Another highlight of the chefs’ trip was visiting quality local producers and family-owned farms.

“In the U.S. we have big supermarkets,” Chef Justin said, “where we have no clue where our meat or vegetables come from.”

In Italy, it’s different. Townspeople know who’s catching the fish and raising the beef. They buy from small markets where they feel a personal connection.

Outside Parma, the chefs visited the family-owned Pio Tosini prosciutto plant where every ham was personally inspected by Giovanni, the owner. In their classic facility, they produced hams exactly the way his grandfather had.

In the huge aging room, there was no forced air or controlled temperatures. “They opened the windows,” Chef Justin said, “to allow the natural air from the Parma river to flow through, creating the perfect climate for the aging.”

Of the 80,000 hams they make a year, only 3% are exported to the United States, and the Broadmoor is one of the lucky recipients.

Another stop in Parma was the family-owned Valerena dairy and production plant. They only make ten wheels of Parmigiano-Reggiano a day. But the owner, also named Giovanni, takes great pride in what he does.

“He raises docile brown cows,” Chef Justin said. “They produce less milk, but that doesn’t matter. He’s doing it because he loves what he does, and he wants his cows to have a good life.”
During a visit to the Castello di Ama winery in Tuscany, the chefs tasted this year’s vintage of extra virgin olive oils.

“Yes,” Chef Justin said with a smile, “olive oils have vintages. You could almost taste the leafiness. It’s like walking through the olive trees. When you smell the air, you can almost taste the flavor.”

An intimate pairing

In Italy, food and wine make the perfect marriage. So we were privileged to taste wines from the Bersano winery, lovingly presented by Erika Abate, the export manager. “We have 600 acres,” Abate said, “and have produced wine for a century. We are the biggest family-owned winery in the region.”

The most popular wine is the Gavi del Comune di Gavi, 2011. The Cortese grape which produces the Gavi means “gentle” in Italian, and it’s the perfect description of this delicate white wine.

Another standout, the Moscato D’Asti, is made with grapes that are as golden as the fields in the sun. It’s naturally sweet and paired perfectly with one of our desserts, the Gianduiotto, a rich, dark chocolate roll.

A sneak peak at the Ristorante del Lago

Enter the soon-to-be completed Ristorante del Lago and you feel as though you’re stepping into a villa on Lake Como. The 19th-century recycled terra cotta tiles and mahogany wood beams offer a welcoming feel, while the glass walls showcase breathtaking views of the Broadmoor Lake.

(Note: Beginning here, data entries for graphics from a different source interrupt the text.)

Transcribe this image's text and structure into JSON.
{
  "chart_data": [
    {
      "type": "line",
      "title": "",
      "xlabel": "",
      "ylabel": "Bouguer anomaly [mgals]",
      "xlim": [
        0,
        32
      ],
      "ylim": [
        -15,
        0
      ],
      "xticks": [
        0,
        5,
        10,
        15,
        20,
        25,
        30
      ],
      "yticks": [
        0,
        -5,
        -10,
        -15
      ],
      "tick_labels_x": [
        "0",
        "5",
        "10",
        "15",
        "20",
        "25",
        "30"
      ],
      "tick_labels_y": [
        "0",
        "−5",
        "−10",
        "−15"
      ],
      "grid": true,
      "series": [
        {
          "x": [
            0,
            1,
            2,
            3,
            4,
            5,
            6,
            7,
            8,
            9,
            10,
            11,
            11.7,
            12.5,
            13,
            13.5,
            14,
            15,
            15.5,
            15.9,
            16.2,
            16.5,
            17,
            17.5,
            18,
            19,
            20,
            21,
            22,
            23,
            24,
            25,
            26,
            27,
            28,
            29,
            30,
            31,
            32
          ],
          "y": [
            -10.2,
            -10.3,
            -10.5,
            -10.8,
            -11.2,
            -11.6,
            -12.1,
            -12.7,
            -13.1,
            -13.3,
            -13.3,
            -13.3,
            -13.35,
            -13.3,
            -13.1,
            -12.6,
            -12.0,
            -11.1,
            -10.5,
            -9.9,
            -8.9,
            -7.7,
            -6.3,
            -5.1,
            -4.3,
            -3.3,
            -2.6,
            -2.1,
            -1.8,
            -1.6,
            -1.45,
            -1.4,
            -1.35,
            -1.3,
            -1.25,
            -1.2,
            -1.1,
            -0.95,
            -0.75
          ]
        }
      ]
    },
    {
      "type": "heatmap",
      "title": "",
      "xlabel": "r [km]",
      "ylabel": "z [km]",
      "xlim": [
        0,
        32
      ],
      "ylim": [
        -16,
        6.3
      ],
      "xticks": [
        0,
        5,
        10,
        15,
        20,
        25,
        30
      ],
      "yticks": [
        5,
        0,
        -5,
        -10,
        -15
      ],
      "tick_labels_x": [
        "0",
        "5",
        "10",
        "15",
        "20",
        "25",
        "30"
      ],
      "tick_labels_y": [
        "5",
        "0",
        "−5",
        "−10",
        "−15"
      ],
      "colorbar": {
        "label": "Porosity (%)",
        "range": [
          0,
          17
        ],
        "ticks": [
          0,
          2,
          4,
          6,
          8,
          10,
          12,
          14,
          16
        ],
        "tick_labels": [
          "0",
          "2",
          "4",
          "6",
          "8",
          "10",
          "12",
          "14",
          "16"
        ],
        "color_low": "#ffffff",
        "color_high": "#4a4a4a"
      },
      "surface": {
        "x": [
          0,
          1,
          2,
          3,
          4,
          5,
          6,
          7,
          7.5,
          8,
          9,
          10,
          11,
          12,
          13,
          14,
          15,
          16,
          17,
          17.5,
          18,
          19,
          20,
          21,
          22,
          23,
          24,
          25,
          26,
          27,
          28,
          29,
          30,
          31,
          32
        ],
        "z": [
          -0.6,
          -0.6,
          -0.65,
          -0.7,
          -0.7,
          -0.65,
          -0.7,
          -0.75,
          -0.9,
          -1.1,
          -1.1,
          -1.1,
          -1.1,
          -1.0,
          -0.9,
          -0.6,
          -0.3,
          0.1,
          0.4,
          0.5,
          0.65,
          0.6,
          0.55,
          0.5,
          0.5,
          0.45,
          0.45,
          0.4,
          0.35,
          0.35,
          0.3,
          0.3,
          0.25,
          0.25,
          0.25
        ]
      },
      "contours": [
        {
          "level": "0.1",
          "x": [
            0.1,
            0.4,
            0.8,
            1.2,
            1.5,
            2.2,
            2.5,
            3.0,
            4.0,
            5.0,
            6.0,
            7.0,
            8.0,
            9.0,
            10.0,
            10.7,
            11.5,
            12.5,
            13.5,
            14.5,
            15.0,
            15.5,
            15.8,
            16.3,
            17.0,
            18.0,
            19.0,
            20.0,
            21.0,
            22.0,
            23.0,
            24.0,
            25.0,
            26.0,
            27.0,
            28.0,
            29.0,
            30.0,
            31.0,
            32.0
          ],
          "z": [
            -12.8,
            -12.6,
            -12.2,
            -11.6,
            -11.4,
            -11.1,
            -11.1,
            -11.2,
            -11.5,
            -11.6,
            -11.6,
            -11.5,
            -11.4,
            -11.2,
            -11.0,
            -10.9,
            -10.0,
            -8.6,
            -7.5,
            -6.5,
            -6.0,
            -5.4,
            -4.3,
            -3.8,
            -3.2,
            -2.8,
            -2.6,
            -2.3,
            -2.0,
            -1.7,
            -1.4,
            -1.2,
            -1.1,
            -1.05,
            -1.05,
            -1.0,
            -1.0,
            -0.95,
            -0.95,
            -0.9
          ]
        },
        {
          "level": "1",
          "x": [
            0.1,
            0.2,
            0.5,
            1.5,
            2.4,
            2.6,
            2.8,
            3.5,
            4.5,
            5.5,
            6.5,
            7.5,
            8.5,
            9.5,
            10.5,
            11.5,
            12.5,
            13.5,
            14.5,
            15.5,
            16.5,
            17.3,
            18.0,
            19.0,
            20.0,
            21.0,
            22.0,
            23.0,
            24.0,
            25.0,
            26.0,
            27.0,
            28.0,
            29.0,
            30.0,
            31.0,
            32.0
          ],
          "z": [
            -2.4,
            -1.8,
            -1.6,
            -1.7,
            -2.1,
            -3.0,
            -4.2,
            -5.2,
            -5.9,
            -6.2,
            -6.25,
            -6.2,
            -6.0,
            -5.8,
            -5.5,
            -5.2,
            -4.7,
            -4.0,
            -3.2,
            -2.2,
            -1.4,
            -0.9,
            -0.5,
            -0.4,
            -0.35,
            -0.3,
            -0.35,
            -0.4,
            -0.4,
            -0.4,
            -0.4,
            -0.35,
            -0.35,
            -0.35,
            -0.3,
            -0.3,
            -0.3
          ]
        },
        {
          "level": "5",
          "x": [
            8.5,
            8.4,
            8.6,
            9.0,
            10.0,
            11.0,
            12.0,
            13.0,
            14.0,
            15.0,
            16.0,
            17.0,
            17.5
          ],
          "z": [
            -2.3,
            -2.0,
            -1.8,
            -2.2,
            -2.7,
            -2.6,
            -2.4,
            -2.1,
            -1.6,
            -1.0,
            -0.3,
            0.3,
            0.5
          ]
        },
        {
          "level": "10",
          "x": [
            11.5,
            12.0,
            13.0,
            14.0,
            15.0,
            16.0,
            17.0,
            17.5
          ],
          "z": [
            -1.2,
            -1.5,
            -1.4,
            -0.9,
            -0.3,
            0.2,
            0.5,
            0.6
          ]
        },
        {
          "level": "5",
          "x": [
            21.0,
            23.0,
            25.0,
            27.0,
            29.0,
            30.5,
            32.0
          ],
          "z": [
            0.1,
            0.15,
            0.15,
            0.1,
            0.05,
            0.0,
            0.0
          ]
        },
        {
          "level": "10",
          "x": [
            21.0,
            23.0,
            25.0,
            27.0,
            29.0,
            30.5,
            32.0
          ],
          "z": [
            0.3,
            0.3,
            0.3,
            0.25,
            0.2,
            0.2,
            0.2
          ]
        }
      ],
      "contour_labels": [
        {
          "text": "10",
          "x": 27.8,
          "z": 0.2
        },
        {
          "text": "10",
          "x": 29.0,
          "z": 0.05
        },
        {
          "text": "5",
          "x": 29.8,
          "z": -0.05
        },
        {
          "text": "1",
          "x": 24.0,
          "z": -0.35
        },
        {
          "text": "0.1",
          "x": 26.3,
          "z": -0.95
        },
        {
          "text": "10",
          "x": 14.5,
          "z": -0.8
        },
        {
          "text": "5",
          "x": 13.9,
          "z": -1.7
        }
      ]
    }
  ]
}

In the glass-enclosed Salumi and Formaggio Aging Room, you see hams and cheeses from the farms and production facilities the chefs visited. You taste pizzas prepared as they have been for centuries in the five-and-a-half-foot deep wood-fired pizza oven and watch whole roasted chickens rotating on the show-stopping brass and silver rotisserie.

Each menu item reflects the true spirit of regional Italian cuisine–quality ingredients, simply prepared. And, as you sample the dishes, you can almost smell the fragrant olive trees and feel the warmth of the sun reflecting against the golden fields.